И увидела, как его пальцы двинулись по одеялу, словно водя смычком.
А затем он открыл глаза.
Глава 23
Алёна
– А если всё-таки ему станет хуже?! А его уже выпишут?! А если срочно будет нужна операция?
– Любимая, ну хватит, пожалуйста, – стонет Антон, застёгивая на мне ремень безопасности. – Клянусь тебе, если Дима хоть на секунду в чём-то засомневается, я костьми лягу, но мы устроим Вове ещё одно обследование! И не одно, если понадобится. Юрий Владимирович уже связался со мной, чтобы напомнить, что он поможет мальчику. В случае, если помощь окажется нужна.
Вздыхаю, ёрзая на кресле. Мы летим в столицу вместе.

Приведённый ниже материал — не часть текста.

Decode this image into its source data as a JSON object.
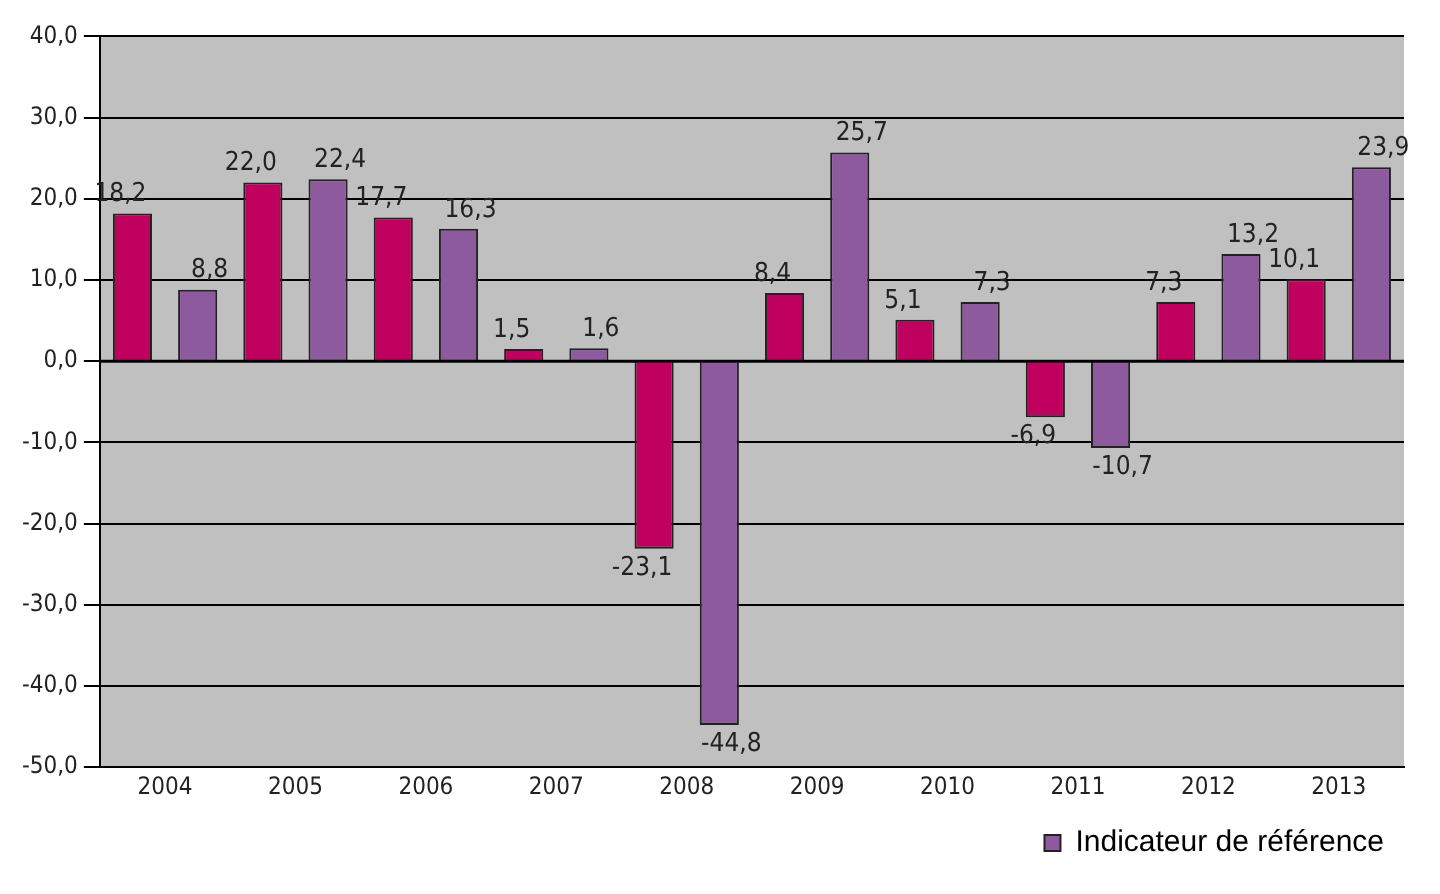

Дмитрий, врач-онколог, сообщил Антону, что моего ученика пора забирать. Подробности пообещал при встрече – ну, или Антон не стал мне рассказывать пока.
Фестиваль с большим успехом завершился два дня назад, и у меня резко стало больше свободного времени. После первого концерта со мной все хотели пообщаться, но я сбежала под крыло к Антону, не отвечала на звонки и не реагировала на внезапно «вспомнивших» обо мне друзей и приятелей.
Единственное, что меня по-настоящему порадовало – это скупой кивок дирижёра после выступления и его слова: «Чистая работа».
От Пал Петровича это была невероятная похвала.
А ещё – такое восхищение в глазах Антона, какого я никогда не видела. И его заставившее улыбнуться признание мне на ухо:
– Я теперь, кажется, понял, что такого особенного в классической музыке.
Ученики в музыкалке ушли на длинные выходные, бабаня продолжает упорно ходить к Иосифу Давидовичу и носить ему домашние бульоны и паровые котлеты, хоть мой учитель и ворчит, что нечего с ним нянчиться.